The Taichung City Government yesterday approved state-run Taiwan Power Co’s (Taipower, 台電) request to extend the service life of nine coal-fired generators at its Taichung Power Plant, with the proviso that the plant cuts its bituminous coal usage by almost a quarter.
Taipower said that such a drastic cut would decrease the plant’s annual power generation by 4.5 billion kilowatt-hours and could pose a risk to the nation’s power supply.
Taipower said that it filed applications for an extension on Nov. 6 and on Friday last week, but both proposals were rejected by the city government for not going far enough in reducing coal usage.
Photo: Tsai Shu-yuan, Taipei Times
In its second application, Taipower proposed slashing its annual coal usage by 3.15 million tonnes, but the city government said the proposed volume would not meet the reduction in coal usage required by the Autonomous Act for Coal Regulation (台中市管制生煤自治條例).

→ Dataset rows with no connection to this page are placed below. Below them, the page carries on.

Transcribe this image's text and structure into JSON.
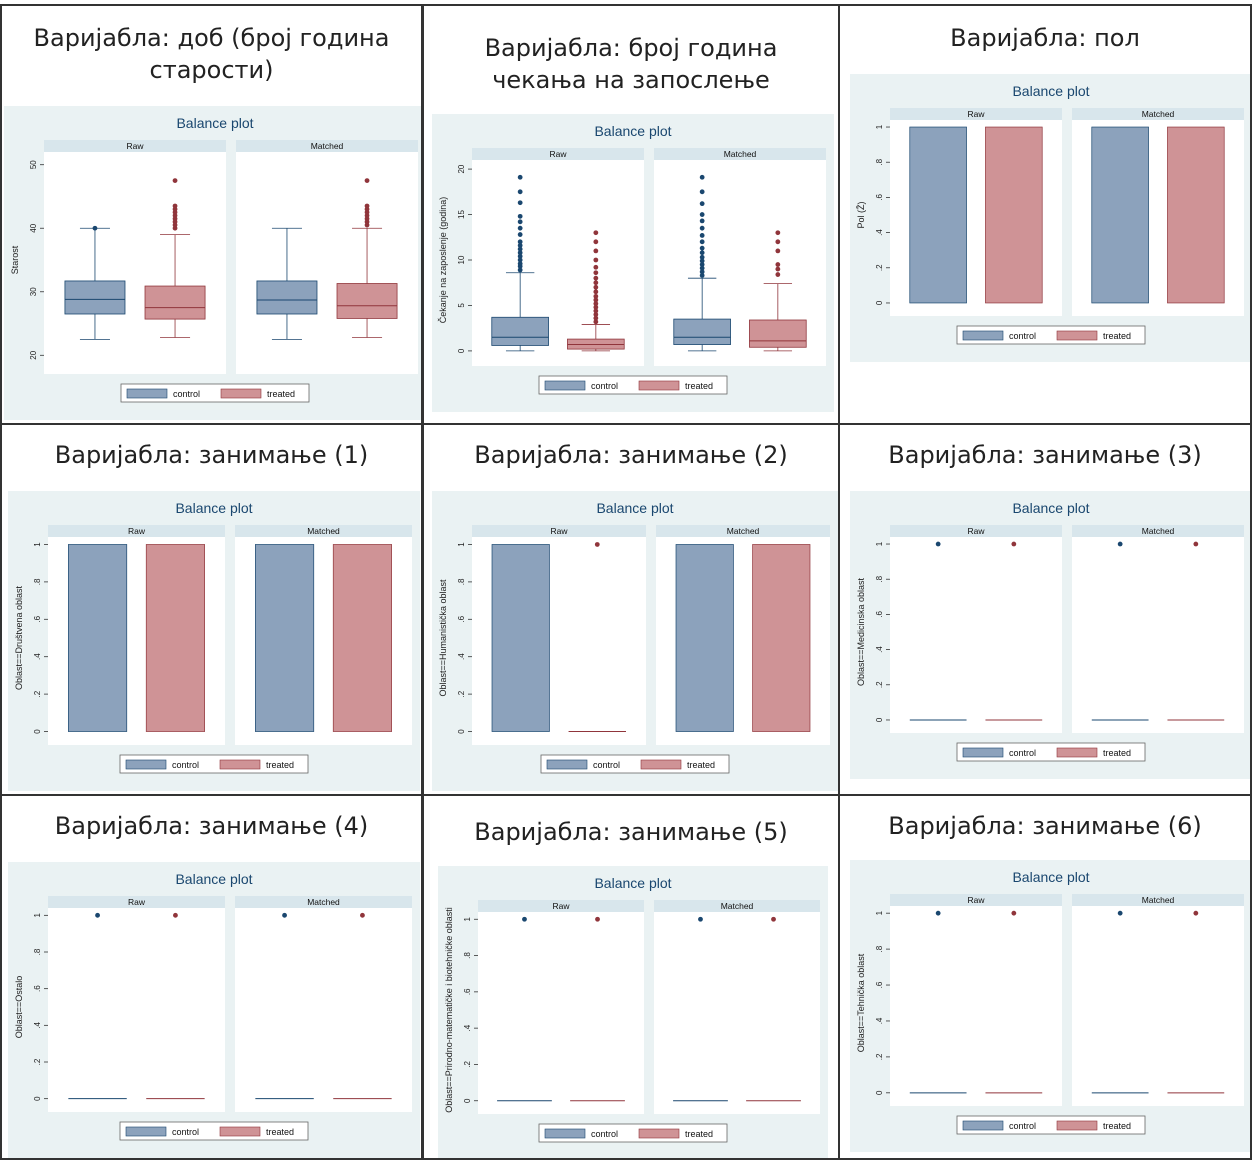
{
  "colors": {
    "panel_bg": "#eaf2f3",
    "plot_bg": "#ffffff",
    "strip_bg": "#d8e6ec",
    "control": "#8ca2bc",
    "control_stroke": "#1a476f",
    "treated": "#cf9396",
    "treated_stroke": "#90353b",
    "title": "#1a476f"
  },
  "cells": [
    {
      "title": "Варијабла: доб (број година старости)"
    },
    {
      "title": "Варијабла: број година чекања на запослење"
    },
    {
      "title": "Варијабла: пол"
    },
    {
      "title": "Варијабла: занимање (1)"
    },
    {
      "title": "Варијабла: занимање (2)"
    },
    {
      "title": "Варијабла: занимање (3)"
    },
    {
      "title": "Варијабла: занимање (4)"
    },
    {
      "title": "Варијабла: занимање (5)"
    },
    {
      "title": "Варијабла: занимање (6)"
    }
  ],
  "chart_data": [
    {
      "type": "boxplot",
      "title": "Balance plot",
      "ylabel": "Starost",
      "panels": [
        "Raw",
        "Matched"
      ],
      "legend": [
        "control",
        "treated"
      ],
      "ylim": [
        18,
        52
      ],
      "yticks": [
        "20",
        "30",
        "40",
        "50"
      ],
      "ytick_values": [
        20,
        30,
        40,
        50
      ],
      "series": [
        {
          "name": "control",
          "panel": "Raw",
          "min": 22.5,
          "q1": 26.5,
          "median": 28.8,
          "q3": 31.7,
          "max": 40,
          "outliers": [
            40
          ]
        },
        {
          "name": "treated",
          "panel": "Raw",
          "min": 22.8,
          "q1": 25.7,
          "median": 27.5,
          "q3": 30.9,
          "max": 39,
          "outliers": [
            40,
            40.5,
            41,
            41.5,
            42,
            42.5,
            43,
            43.5,
            47.5
          ]
        },
        {
          "name": "control",
          "panel": "Matched",
          "min": 22.5,
          "q1": 26.5,
          "median": 28.7,
          "q3": 31.7,
          "max": 40,
          "outliers": []
        },
        {
          "name": "treated",
          "panel": "Matched",
          "min": 22.8,
          "q1": 25.8,
          "median": 27.8,
          "q3": 31.3,
          "max": 40,
          "outliers": [
            40.5,
            41,
            41.5,
            42,
            42.5,
            43,
            43.5,
            47.5
          ]
        }
      ]
    },
    {
      "type": "boxplot",
      "title": "Balance plot",
      "ylabel": "Čekanje na zaposlenje (godina)",
      "panels": [
        "Raw",
        "Matched"
      ],
      "legend": [
        "control",
        "treated"
      ],
      "ylim": [
        -1,
        21
      ],
      "yticks": [
        "0",
        "5",
        "10",
        "15",
        "20"
      ],
      "ytick_values": [
        0,
        5,
        10,
        15,
        20
      ],
      "series": [
        {
          "name": "control",
          "panel": "Raw",
          "min": 0,
          "q1": 0.6,
          "median": 1.5,
          "q3": 3.7,
          "max": 8.6,
          "outliers": [
            8.9,
            9.3,
            9.6,
            10,
            10.4,
            10.8,
            11.2,
            11.6,
            12,
            12.8,
            13.5,
            14.2,
            14.8,
            16.3,
            17.5,
            19.1
          ]
        },
        {
          "name": "treated",
          "panel": "Raw",
          "min": 0,
          "q1": 0.2,
          "median": 0.7,
          "q3": 1.3,
          "max": 2.9,
          "outliers": [
            3.2,
            3.6,
            4,
            4.4,
            4.8,
            5.2,
            5.6,
            6,
            6.5,
            7,
            7.5,
            8,
            8.6,
            9.2,
            10,
            11,
            12,
            13
          ]
        },
        {
          "name": "control",
          "panel": "Matched",
          "min": 0,
          "q1": 0.7,
          "median": 1.5,
          "q3": 3.5,
          "max": 8,
          "outliers": [
            8.3,
            8.7,
            9.1,
            9.5,
            9.9,
            10.3,
            10.8,
            11.3,
            12,
            12.7,
            13.5,
            14.3,
            15,
            16.2,
            17.5,
            19.1
          ]
        },
        {
          "name": "treated",
          "panel": "Matched",
          "min": 0,
          "q1": 0.4,
          "median": 1.1,
          "q3": 3.4,
          "max": 7.4,
          "outliers": [
            8.4,
            9,
            9.5,
            11,
            12,
            13
          ]
        }
      ]
    },
    {
      "type": "bar",
      "title": "Balance plot",
      "ylabel": "Pol (Ž)",
      "panels": [
        "Raw",
        "Matched"
      ],
      "legend": [
        "control",
        "treated"
      ],
      "ylim": [
        -0.04,
        1.04
      ],
      "yticks": [
        "0",
        ".2",
        ".4",
        ".6",
        ".8",
        "1"
      ],
      "ytick_values": [
        0,
        0.2,
        0.4,
        0.6,
        0.8,
        1
      ],
      "series": [
        {
          "name": "control",
          "panel": "Raw",
          "value": 1
        },
        {
          "name": "treated",
          "panel": "Raw",
          "value": 1
        },
        {
          "name": "control",
          "panel": "Matched",
          "value": 1
        },
        {
          "name": "treated",
          "panel": "Matched",
          "value": 1
        }
      ]
    },
    {
      "type": "bar",
      "title": "Balance plot",
      "ylabel": "Oblast==Društvena oblast",
      "panels": [
        "Raw",
        "Matched"
      ],
      "legend": [
        "control",
        "treated"
      ],
      "ylim": [
        -0.04,
        1.04
      ],
      "yticks": [
        "0",
        ".2",
        ".4",
        ".6",
        ".8",
        "1"
      ],
      "ytick_values": [
        0,
        0.2,
        0.4,
        0.6,
        0.8,
        1
      ],
      "series": [
        {
          "name": "control",
          "panel": "Raw",
          "value": 1
        },
        {
          "name": "treated",
          "panel": "Raw",
          "value": 1
        },
        {
          "name": "control",
          "panel": "Matched",
          "value": 1
        },
        {
          "name": "treated",
          "panel": "Matched",
          "value": 1
        }
      ]
    },
    {
      "type": "bar",
      "title": "Balance plot",
      "ylabel": "Oblast==Humanistička oblast",
      "panels": [
        "Raw",
        "Matched"
      ],
      "legend": [
        "control",
        "treated"
      ],
      "ylim": [
        -0.04,
        1.04
      ],
      "yticks": [
        "0",
        ".2",
        ".4",
        ".6",
        ".8",
        "1"
      ],
      "ytick_values": [
        0,
        0.2,
        0.4,
        0.6,
        0.8,
        1
      ],
      "series": [
        {
          "name": "control",
          "panel": "Raw",
          "value": 1
        },
        {
          "name": "treated",
          "panel": "Raw",
          "value": 0,
          "outlier": 1
        },
        {
          "name": "control",
          "panel": "Matched",
          "value": 1
        },
        {
          "name": "treated",
          "panel": "Matched",
          "value": 1
        }
      ]
    },
    {
      "type": "bar",
      "title": "Balance plot",
      "ylabel": "Oblast==Medicinska oblast",
      "panels": [
        "Raw",
        "Matched"
      ],
      "legend": [
        "control",
        "treated"
      ],
      "ylim": [
        -0.04,
        1.04
      ],
      "yticks": [
        "0",
        ".2",
        ".4",
        ".6",
        ".8",
        "1"
      ],
      "ytick_values": [
        0,
        0.2,
        0.4,
        0.6,
        0.8,
        1
      ],
      "series": [
        {
          "name": "control",
          "panel": "Raw",
          "value": 0,
          "outlier": 1
        },
        {
          "name": "treated",
          "panel": "Raw",
          "value": 0,
          "outlier": 1
        },
        {
          "name": "control",
          "panel": "Matched",
          "value": 0,
          "outlier": 1
        },
        {
          "name": "treated",
          "panel": "Matched",
          "value": 0,
          "outlier": 1
        }
      ]
    },
    {
      "type": "bar",
      "title": "Balance plot",
      "ylabel": "Oblast==Ostalo",
      "panels": [
        "Raw",
        "Matched"
      ],
      "legend": [
        "control",
        "treated"
      ],
      "ylim": [
        -0.04,
        1.04
      ],
      "yticks": [
        "0",
        ".2",
        ".4",
        ".6",
        ".8",
        "1"
      ],
      "ytick_values": [
        0,
        0.2,
        0.4,
        0.6,
        0.8,
        1
      ],
      "series": [
        {
          "name": "control",
          "panel": "Raw",
          "value": 0,
          "outlier": 1
        },
        {
          "name": "treated",
          "panel": "Raw",
          "value": 0,
          "outlier": 1
        },
        {
          "name": "control",
          "panel": "Matched",
          "value": 0,
          "outlier": 1
        },
        {
          "name": "treated",
          "panel": "Matched",
          "value": 0,
          "outlier": 1
        }
      ]
    },
    {
      "type": "bar",
      "title": "Balance plot",
      "ylabel": "Oblast==Prirodno-matematičke i biotehničke oblasti",
      "panels": [
        "Raw",
        "Matched"
      ],
      "legend": [
        "control",
        "treated"
      ],
      "ylim": [
        -0.04,
        1.04
      ],
      "yticks": [
        "0",
        ".2",
        ".4",
        ".6",
        ".8",
        "1"
      ],
      "ytick_values": [
        0,
        0.2,
        0.4,
        0.6,
        0.8,
        1
      ],
      "series": [
        {
          "name": "control",
          "panel": "Raw",
          "value": 0,
          "outlier": 1
        },
        {
          "name": "treated",
          "panel": "Raw",
          "value": 0,
          "outlier": 1
        },
        {
          "name": "control",
          "panel": "Matched",
          "value": 0,
          "outlier": 1
        },
        {
          "name": "treated",
          "panel": "Matched",
          "value": 0,
          "outlier": 1
        }
      ]
    },
    {
      "type": "bar",
      "title": "Balance plot",
      "ylabel": "Oblast==Tehnička oblast",
      "panels": [
        "Raw",
        "Matched"
      ],
      "legend": [
        "control",
        "treated"
      ],
      "ylim": [
        -0.04,
        1.04
      ],
      "yticks": [
        "0",
        ".2",
        ".4",
        ".6",
        ".8",
        "1"
      ],
      "ytick_values": [
        0,
        0.2,
        0.4,
        0.6,
        0.8,
        1
      ],
      "series": [
        {
          "name": "control",
          "panel": "Raw",
          "value": 0,
          "outlier": 1
        },
        {
          "name": "treated",
          "panel": "Raw",
          "value": 0,
          "outlier": 1
        },
        {
          "name": "control",
          "panel": "Matched",
          "value": 0,
          "outlier": 1
        },
        {
          "name": "treated",
          "panel": "Matched",
          "value": 0,
          "outlier": 1
        }
      ]
    }
  ]
}
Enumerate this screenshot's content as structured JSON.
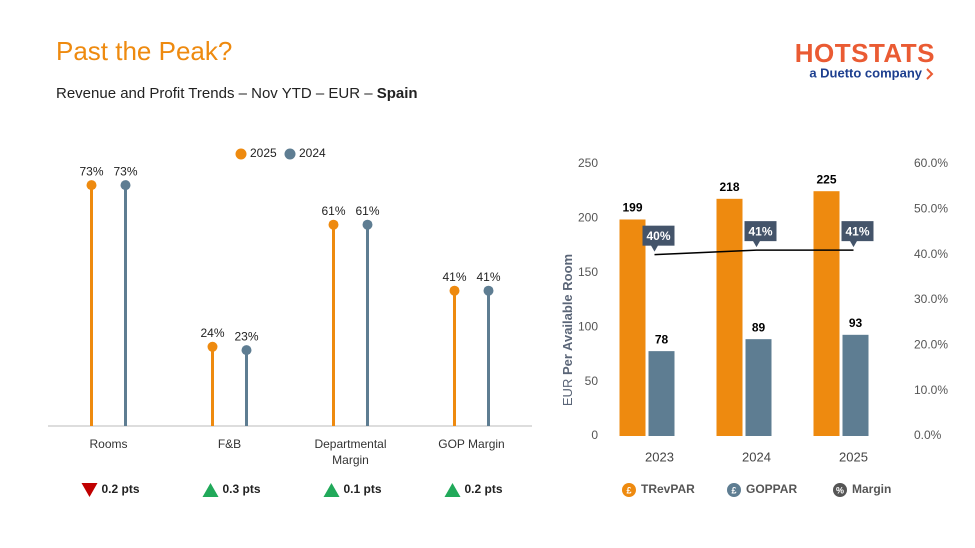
{
  "title": "Past the Peak?",
  "subtitle": "Revenue and Profit Trends – Nov YTD – EUR –",
  "subtitle_bold": "Spain",
  "logo": {
    "name": "HOTSTATS",
    "tagline": "a Duetto company"
  },
  "changes": [
    {
      "direction": "down",
      "color": "#c00000",
      "label": "0.2 pts"
    },
    {
      "direction": "up",
      "color": "#21a95a",
      "label": "0.3 pts"
    },
    {
      "direction": "up",
      "color": "#21a95a",
      "label": "0.1 pts"
    },
    {
      "direction": "up",
      "color": "#21a95a",
      "label": "0.2 pts"
    }
  ],
  "chart_data": [
    {
      "type": "lollipop",
      "categories": [
        "Rooms",
        "F&B",
        "Departmental Margin",
        "GOP Margin"
      ],
      "ylim": [
        0,
        80
      ],
      "series": [
        {
          "name": "2025",
          "color": "#ee8a0f",
          "values": [
            73,
            24,
            61,
            41
          ],
          "value_labels": [
            "73%",
            "24%",
            "61%",
            "41%"
          ]
        },
        {
          "name": "2024",
          "color": "#5e7d92",
          "values": [
            73,
            23,
            61,
            41
          ],
          "value_labels": [
            "73%",
            "23%",
            "61%",
            "41%"
          ]
        }
      ]
    },
    {
      "type": "combo",
      "categories": [
        "2023",
        "2024",
        "2025"
      ],
      "ylabel": "EUR",
      "ylabel_bold": "Per Available Room",
      "ylim": [
        0,
        250
      ],
      "yticks": [
        0,
        50,
        100,
        150,
        200,
        250
      ],
      "y2lim": [
        0,
        60
      ],
      "y2ticks": [
        {
          "value": 0,
          "label": "0.0%"
        },
        {
          "value": 10,
          "label": "10.0%"
        },
        {
          "value": 20,
          "label": "20.0%"
        },
        {
          "value": 30,
          "label": "30.0%"
        },
        {
          "value": 40,
          "label": "40.0%"
        },
        {
          "value": 50,
          "label": "50.0%"
        },
        {
          "value": 60,
          "label": "60.0%"
        }
      ],
      "series": [
        {
          "name": "TRevPAR",
          "kind": "bar",
          "icon": "£",
          "color": "#ee8a0f",
          "values": [
            199,
            218,
            225
          ]
        },
        {
          "name": "GOPPAR",
          "kind": "bar",
          "icon": "£",
          "color": "#5e7d92",
          "values": [
            78,
            89,
            93
          ]
        },
        {
          "name": "Margin",
          "kind": "line",
          "axis": "y2",
          "icon": "%",
          "color": "#000000",
          "label_color": "#44546a",
          "values": [
            40,
            41,
            41
          ],
          "value_labels": [
            "40%",
            "41%",
            "41%"
          ]
        }
      ]
    }
  ]
}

The Taichung Environmental Protection Bureau said that it would only agree to the extension if Taipower cuts its planned coal usage by 5 million tonnes, or 24 percent, from 21 million tonnes.
Taipower said the plant generates 44.4 billion kilowatt-hours per year and a 4.5 billion kilowatt-hours reduction would be like shutting down one coal-fired generator.
It would be impossible to replace coal with natural gas in such a short period, because the plant needs time to expand its facilities, the company said, adding that its two combined-cycle gas turbines would not be ready until 2025 at the earliest.
Even if the plant switches over to natural gas completely, it would require 600,000 tonnes of natural gas, which presents a challenge for the company in terms of sourcing and could threaten the power supply nationwide, the company said.
This is the first time that the city government has taken action to cut coal usage since the plant was built 30 years ago.
Taichung Mayor Lin Chia-lung (林佳龍) said that the plant has benefited the public for the three decades since its establishment, but its use of coal has generated significant air pollution.
The city passed the act last year, which was the main reason it asked Taipower to reduce its coal usage, Lin said.
“We believe that the municipal order to decrease coal usage — the first of its kind — is in line with public expectations,” Lin said.
He said that he believes the goal set down by the act is attainable.
Lin said he hopes that Taipower would work with the city and help improve air quality in the region.